Artistes de la scène
Pianistes
Traduction de ‘Why I study the Alexander Technique,’ de Kay S. Hooper
Dix ans de douleur. Dix ans de cortisone, de chiropratique et d’anti-inflammatoires. Dix ans de méga-doses d’aspirine, de glace, de chaleur et d’exercices. Dix ans passés à jouer et à enseigner le piano dans la douleur.
J’ai découvert la Technique Alexander dans ma boîte aux lettres. Une brochure décrivait les ateliers d’été du Westminster Choir College; il y en avait un sur la Technique Alexander. Mon mari m’a suggéré de m’y inscrire pour essayer et j’ai suivi son avis.
Dès le premier avant-midi de cet atelier d’une semaine, j’ai eu une révélation.
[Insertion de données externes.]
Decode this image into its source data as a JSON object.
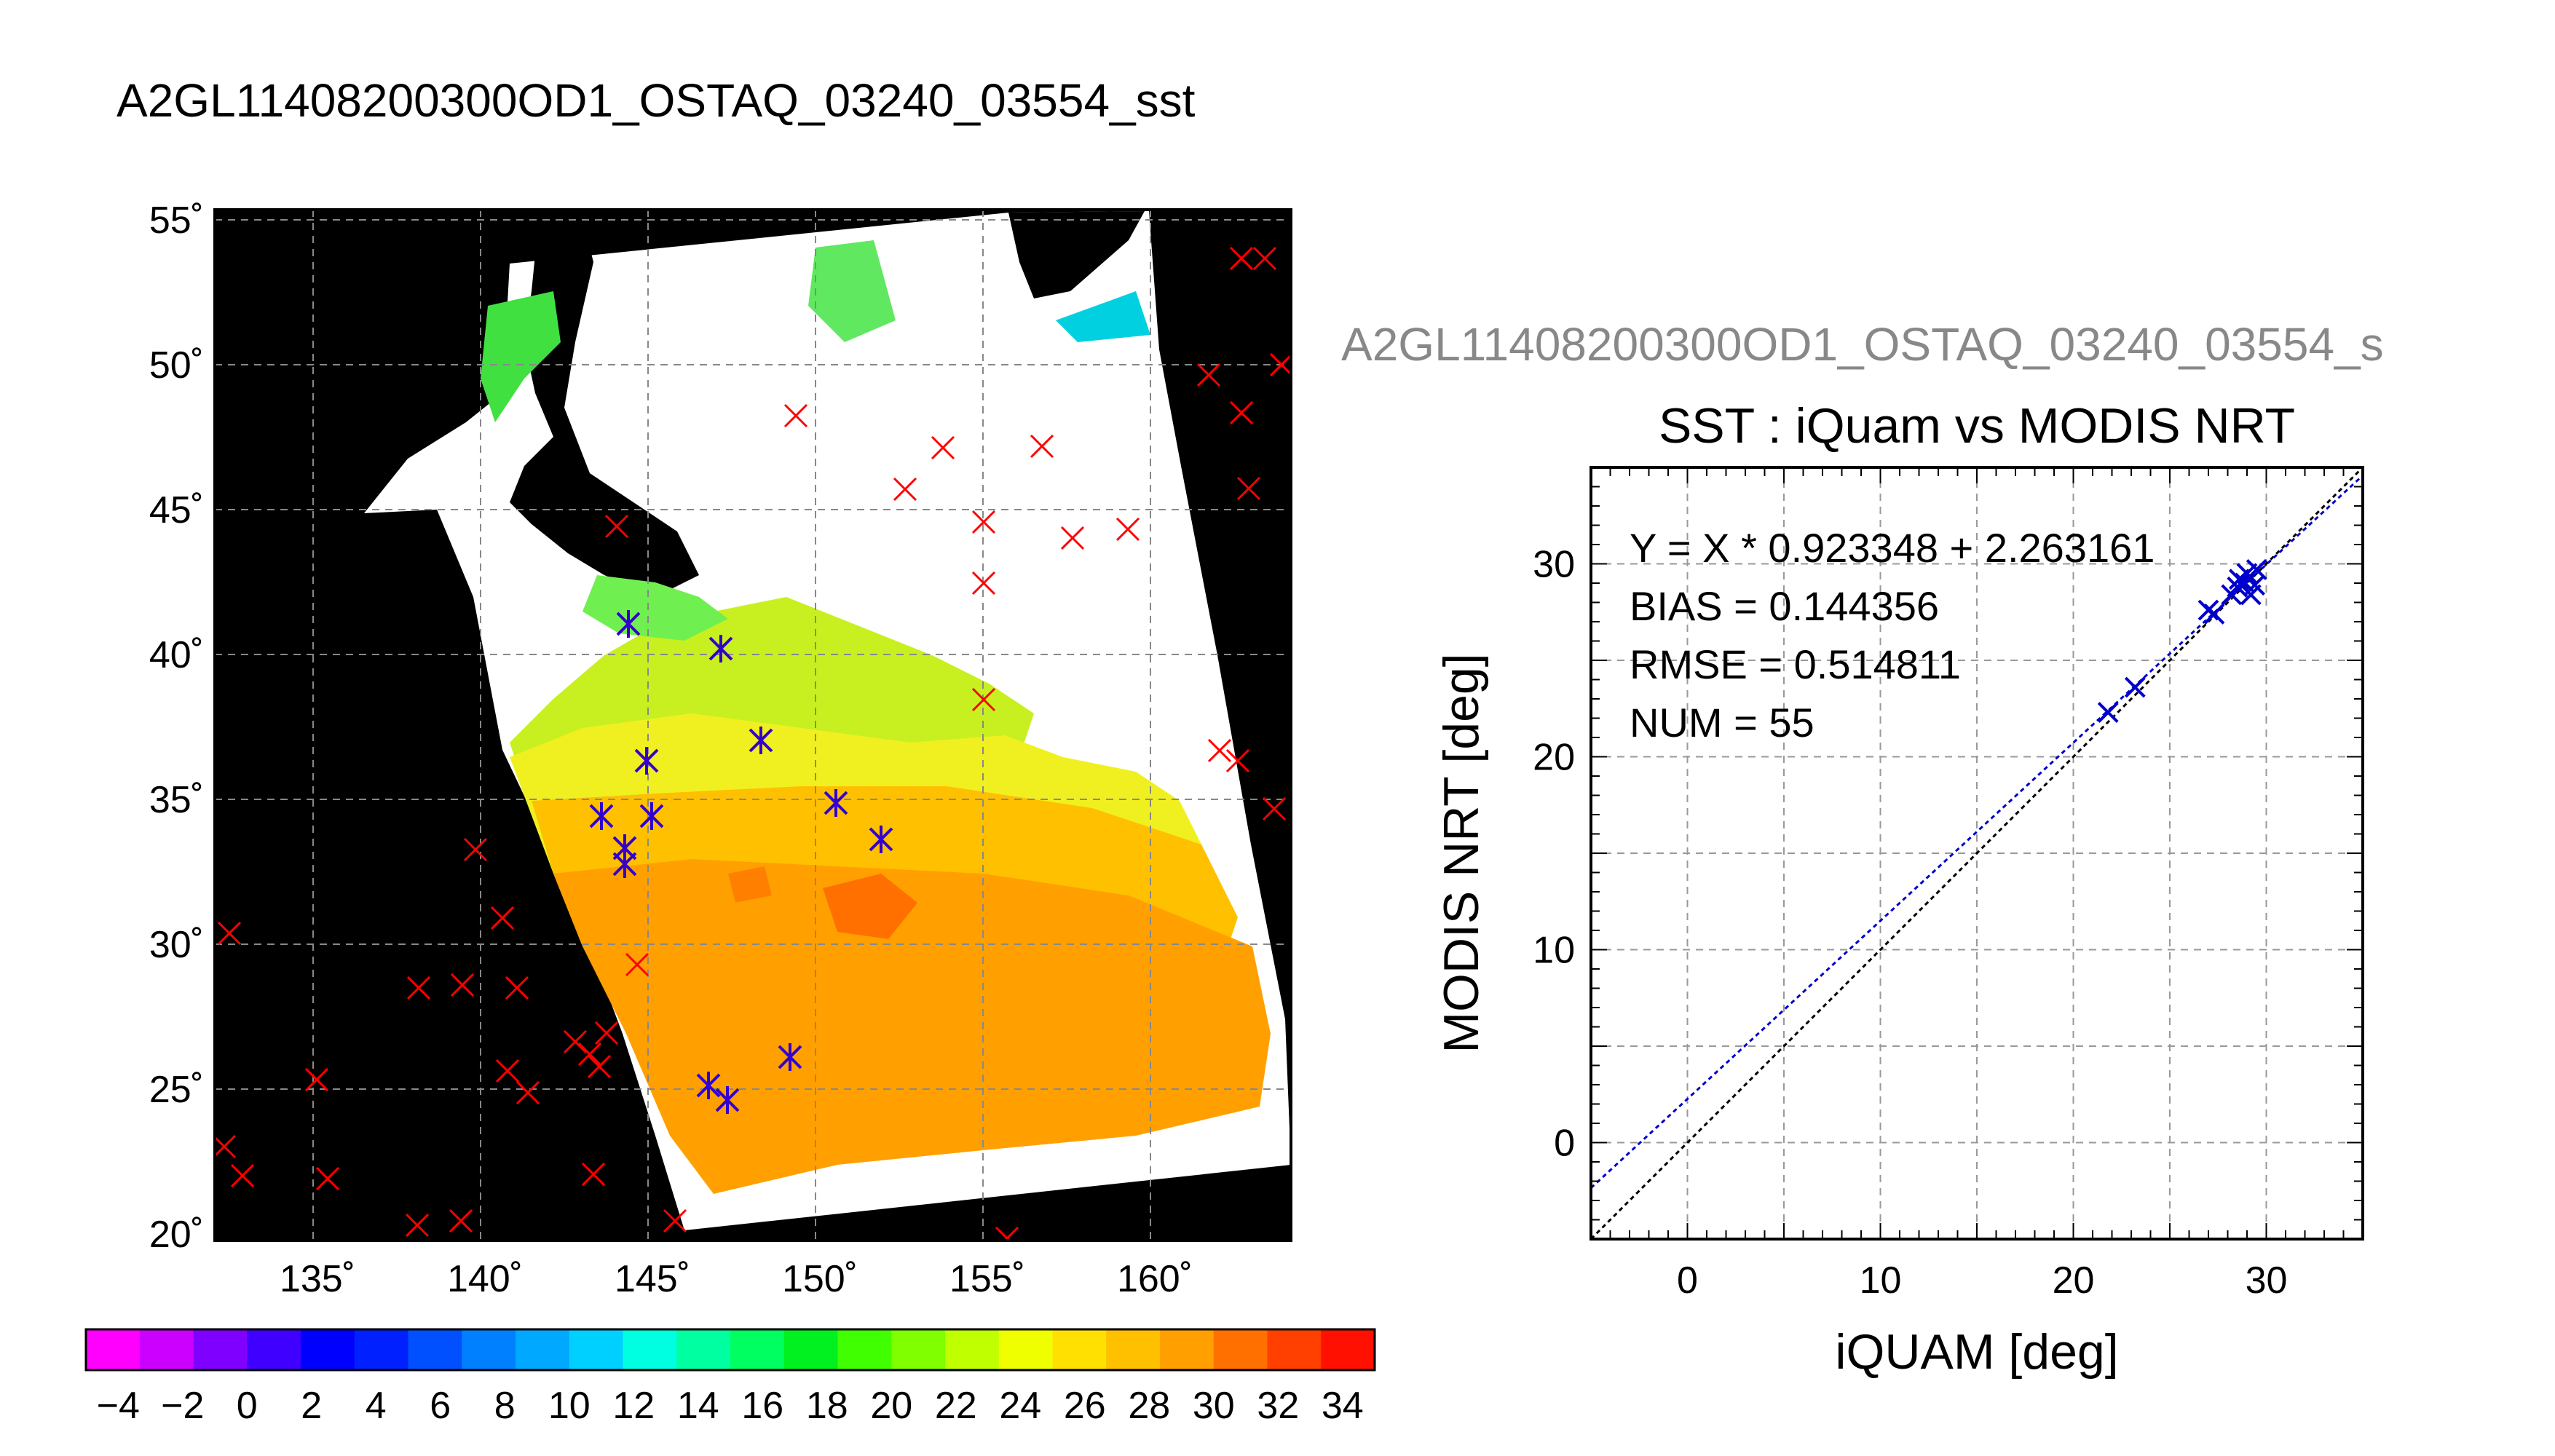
{
  "main_title": "A2GL11408200300OD1_OSTAQ_03240_03554_sst",
  "map_panel": {
    "lat_ticks": [
      "55˚",
      "50˚",
      "45˚",
      "40˚",
      "35˚",
      "30˚",
      "25˚",
      "20˚"
    ],
    "lon_ticks": [
      "135˚",
      "140˚",
      "145˚",
      "150˚",
      "155˚",
      "160˚"
    ],
    "colorbar_labels": [
      "−4",
      "−2",
      "0",
      "2",
      "4",
      "6",
      "8",
      "10",
      "12",
      "14",
      "16",
      "18",
      "20",
      "22",
      "24",
      "26",
      "28",
      "30",
      "32",
      "34"
    ],
    "colorbar_colors": [
      "#ff00ff",
      "#cc00ff",
      "#8000ff",
      "#4000ff",
      "#0000ff",
      "#0020ff",
      "#0050ff",
      "#0080ff",
      "#00a8ff",
      "#00d0ff",
      "#00ffe0",
      "#00ffa0",
      "#00ff60",
      "#00f020",
      "#40ff00",
      "#80ff00",
      "#c0ff00",
      "#f0ff00",
      "#ffe000",
      "#ffc000",
      "#ffa000",
      "#ff7000",
      "#ff4000",
      "#ff1000"
    ],
    "colors": {
      "land": "#000000",
      "cloud": "#ffffff",
      "buoy_unmatched": "#ff0000",
      "buoy_matched": "#3300cc"
    }
  },
  "chart_data": [
    {
      "type": "scatter",
      "subtitle": "A2GL11408200300OD1_OSTAQ_03240_03554_s",
      "title": "SST : iQuam vs MODIS NRT",
      "xlabel": "iQUAM [deg]",
      "ylabel": "MODIS NRT [deg]",
      "xlim": [
        -5,
        35
      ],
      "ylim": [
        -5,
        35
      ],
      "x_ticks": [
        "0",
        "10",
        "20",
        "30"
      ],
      "y_ticks": [
        "0",
        "10",
        "20",
        "30"
      ],
      "grid": true,
      "stats": {
        "fit": "Y = X * 0.923348 + 2.263161",
        "bias": "BIAS = 0.144356",
        "rmse": "RMSE = 0.514811",
        "num": "NUM = 55"
      },
      "fit_line": {
        "slope": 0.923348,
        "intercept": 2.263161,
        "color": "#0000cc"
      },
      "identity_line": {
        "slope": 1,
        "intercept": 0,
        "color": "#000000"
      },
      "points": [
        [
          21.8,
          22.3
        ],
        [
          23.2,
          23.6
        ],
        [
          27.0,
          27.6
        ],
        [
          27.3,
          27.4
        ],
        [
          28.5,
          28.8
        ],
        [
          28.9,
          29.0
        ],
        [
          29.2,
          28.4
        ],
        [
          29.5,
          29.7
        ],
        [
          28.6,
          29.2
        ],
        [
          29.4,
          28.9
        ],
        [
          28.2,
          28.4
        ],
        [
          29.0,
          29.5
        ]
      ],
      "point_color": "#0000cc"
    }
  ]
}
Je me suis rendu compte que j’étais responsable de mon problème et que, par conséquent, je devais agir pour le résoudre. Seul mon coude droit était touché par la tendinite chronique, mais j’ai découvert que la solution englobait tout mon corps, tout mon « moi ».
La logique de cette démarche m’a été évidente dès le départ. Lorsque le professeur nous a expliqué le fonctionnement du squelette, c’est devenu encore plus clair. J’ai commencé à démystifier la douleur tenace qui avait défié mes professeurs et mes professionnels de la santé. Je la comprenais enfin d’un point de vue structurel.
Mais le plus important demeure que la Technique Alexander me donnait le pouvoir et la responsabilité de mes propres choix. Je n’avais jamais senti un toucher comme celui de la professeure; sa sagesse et son expertise allaient m’être d’une aide précieuse pendant de nombreuses années. Au fond, je constatais qu’elle me donnait la clé de l’accès à une plus grande responsabilisation personnelle. Le fait d’assumer la responsabilité de ma guérison m’a redonné l’énergie nécessaire pour me libérer de la douleur, ce qui, en prime, allait améliorer mon jeu au piano.
Cet atelier a été le premier d’une longue série. J’ai ainsi eu l’occasion de travailler avec divers professeurs et même d’aller à Londres. La douleur qui m’a accompagnée pendant si longtemps est pratiquement disparue. De plus, je sais maintenant quoi faire si je commence à ressentir un inconfort. Cette année, j’ai commencé à suivre la formation pour enseigner à mon tour la Technique Alexander, de sorte que je pourrai redonner à d’autres ce que j’ai reçu il y a plus de dix ans.